Last week, after a particularly satisfying purge, I was calming sitting at my desk, hard at work at some Serious Work Stuff (which may or may not have included updating my Facebook status and checking Twitter) when I heard a loud gasp pierce the calm: “MOM!!” shouted my six year old son in shock and horror. “What! What’s wrong?” I yelled back, envisioning all sorts of catastrophes.
“SOMEONE THREW THE BEAUTIFUL WOODEN TREE I MADE IN THE DUSTBIN!!”
Mental note to self: When doing desk-purge, always remove evidence immediately.
“Oh dear!” I replied, scrambling for a victim on which to lay the blame. “It must have been... the baby! You know how he likes to throw everything in the bin, silly boy”, I replied nervously.
“Here, let me put it on your desk next to you. Thank goodness I found it, hey Mom!” Thank goodness indeed.*Sob* Back on the desk went the very-sweet, but totally-without-any-usefulness wooden tree.
Yes, I am ashamed to admit it, but I don’t keep all my children’s artwork. In fact, I bin the majority of it. If I were a better mom who spent less time at her desk working (and checking Facebook while drinking her Chardonnay), I would be labelling all their artwork with their names and the dates of their beautiful creations, and filing it away for when they are older.
I suppose I could get some kind of system set up to file and store their (mountains) of artwork that didn’t involve (a) my desk or (b) the dustbin, but where would I store the artwork store? I know what would happen, the artwork file would somehow find its way back to my study and add even more clutter to my lovely me-time room. No, I can’t take the chance.
Luckily for me, modern technology has saved my mother-cred to a degree.

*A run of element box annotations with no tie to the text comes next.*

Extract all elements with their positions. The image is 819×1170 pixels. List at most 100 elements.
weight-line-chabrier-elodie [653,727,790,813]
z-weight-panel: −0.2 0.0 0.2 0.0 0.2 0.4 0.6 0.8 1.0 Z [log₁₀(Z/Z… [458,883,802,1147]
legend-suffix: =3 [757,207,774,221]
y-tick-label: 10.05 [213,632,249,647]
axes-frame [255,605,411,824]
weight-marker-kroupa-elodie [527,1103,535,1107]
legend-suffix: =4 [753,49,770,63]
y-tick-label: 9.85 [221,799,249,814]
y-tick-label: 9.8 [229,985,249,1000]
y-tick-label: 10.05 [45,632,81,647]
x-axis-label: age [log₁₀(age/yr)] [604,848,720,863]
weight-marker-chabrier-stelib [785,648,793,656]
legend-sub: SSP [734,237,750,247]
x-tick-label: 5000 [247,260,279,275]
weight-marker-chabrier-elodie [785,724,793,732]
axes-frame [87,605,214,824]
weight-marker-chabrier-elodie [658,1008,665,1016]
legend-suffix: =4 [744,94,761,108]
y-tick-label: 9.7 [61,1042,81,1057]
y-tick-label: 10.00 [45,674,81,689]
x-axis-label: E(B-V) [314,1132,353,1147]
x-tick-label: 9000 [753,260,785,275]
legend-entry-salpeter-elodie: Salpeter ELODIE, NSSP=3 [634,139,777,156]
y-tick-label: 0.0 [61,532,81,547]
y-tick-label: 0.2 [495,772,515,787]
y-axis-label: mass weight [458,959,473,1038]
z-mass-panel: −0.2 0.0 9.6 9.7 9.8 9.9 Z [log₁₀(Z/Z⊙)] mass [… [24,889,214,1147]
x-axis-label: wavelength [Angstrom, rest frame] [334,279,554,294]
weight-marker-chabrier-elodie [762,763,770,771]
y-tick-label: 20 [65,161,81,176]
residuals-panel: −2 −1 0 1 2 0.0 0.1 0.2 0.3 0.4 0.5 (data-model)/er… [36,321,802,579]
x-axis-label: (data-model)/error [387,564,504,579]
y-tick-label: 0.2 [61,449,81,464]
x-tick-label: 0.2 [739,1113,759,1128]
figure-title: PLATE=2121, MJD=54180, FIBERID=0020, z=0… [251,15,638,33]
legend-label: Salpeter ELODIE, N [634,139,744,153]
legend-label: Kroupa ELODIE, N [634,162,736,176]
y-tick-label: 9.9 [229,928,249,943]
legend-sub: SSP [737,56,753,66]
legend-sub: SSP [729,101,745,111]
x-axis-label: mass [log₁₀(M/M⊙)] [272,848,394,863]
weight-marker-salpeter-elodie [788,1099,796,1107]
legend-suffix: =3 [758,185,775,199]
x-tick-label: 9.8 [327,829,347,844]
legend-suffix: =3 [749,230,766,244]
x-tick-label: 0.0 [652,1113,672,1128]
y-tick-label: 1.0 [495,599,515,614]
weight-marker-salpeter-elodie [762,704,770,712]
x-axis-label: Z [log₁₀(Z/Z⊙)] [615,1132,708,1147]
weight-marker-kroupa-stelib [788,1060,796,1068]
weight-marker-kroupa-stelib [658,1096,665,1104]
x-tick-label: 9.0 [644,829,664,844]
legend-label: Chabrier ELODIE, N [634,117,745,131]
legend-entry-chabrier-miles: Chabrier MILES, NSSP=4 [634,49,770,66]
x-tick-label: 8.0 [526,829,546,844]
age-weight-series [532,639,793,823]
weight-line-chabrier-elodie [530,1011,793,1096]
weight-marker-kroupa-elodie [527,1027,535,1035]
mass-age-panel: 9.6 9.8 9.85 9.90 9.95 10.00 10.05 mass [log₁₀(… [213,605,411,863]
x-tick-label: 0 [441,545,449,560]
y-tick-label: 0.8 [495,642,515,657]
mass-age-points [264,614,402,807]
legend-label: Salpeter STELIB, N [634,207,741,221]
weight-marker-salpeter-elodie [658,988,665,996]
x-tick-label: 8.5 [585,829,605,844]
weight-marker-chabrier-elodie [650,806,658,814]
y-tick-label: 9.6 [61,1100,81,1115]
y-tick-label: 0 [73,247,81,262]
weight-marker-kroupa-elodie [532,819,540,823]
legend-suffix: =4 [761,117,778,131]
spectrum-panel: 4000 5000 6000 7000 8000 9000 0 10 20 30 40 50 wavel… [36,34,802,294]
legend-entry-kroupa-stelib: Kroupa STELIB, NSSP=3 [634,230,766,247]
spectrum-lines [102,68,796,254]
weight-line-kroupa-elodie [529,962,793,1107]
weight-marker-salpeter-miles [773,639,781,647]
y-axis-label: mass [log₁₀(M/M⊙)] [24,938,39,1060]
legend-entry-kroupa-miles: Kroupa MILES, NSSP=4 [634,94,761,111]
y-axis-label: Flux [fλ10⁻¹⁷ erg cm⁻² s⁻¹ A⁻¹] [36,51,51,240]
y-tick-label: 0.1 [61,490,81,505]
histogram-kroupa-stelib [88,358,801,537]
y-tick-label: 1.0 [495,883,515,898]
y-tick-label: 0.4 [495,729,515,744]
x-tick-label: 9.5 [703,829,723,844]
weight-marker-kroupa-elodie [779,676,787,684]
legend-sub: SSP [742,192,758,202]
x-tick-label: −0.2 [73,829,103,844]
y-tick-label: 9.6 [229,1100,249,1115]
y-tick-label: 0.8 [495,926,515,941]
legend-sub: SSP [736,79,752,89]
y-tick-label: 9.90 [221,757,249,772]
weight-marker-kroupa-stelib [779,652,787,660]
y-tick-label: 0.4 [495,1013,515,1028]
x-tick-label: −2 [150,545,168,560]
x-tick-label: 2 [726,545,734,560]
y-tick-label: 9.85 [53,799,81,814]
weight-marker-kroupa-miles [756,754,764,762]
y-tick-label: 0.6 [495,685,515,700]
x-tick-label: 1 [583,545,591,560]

I am now able to scan some of their drawings and save it on my computer’s hard drive. A few kilobytes of data is so much easier to store than an A4 piece of paper with Picassoesque-like scribbles. Unfortunately the scanning thing doesn’t work as well on wooden trees with bits of mosaic stuck on it.
Yes, I will probably go straight to hell for throwing away my children’s artwork but at least my final resting place (my study) will be neat and tidy and free of clutter.
PS: In my defence, the wooden tree really wasn’t his best work.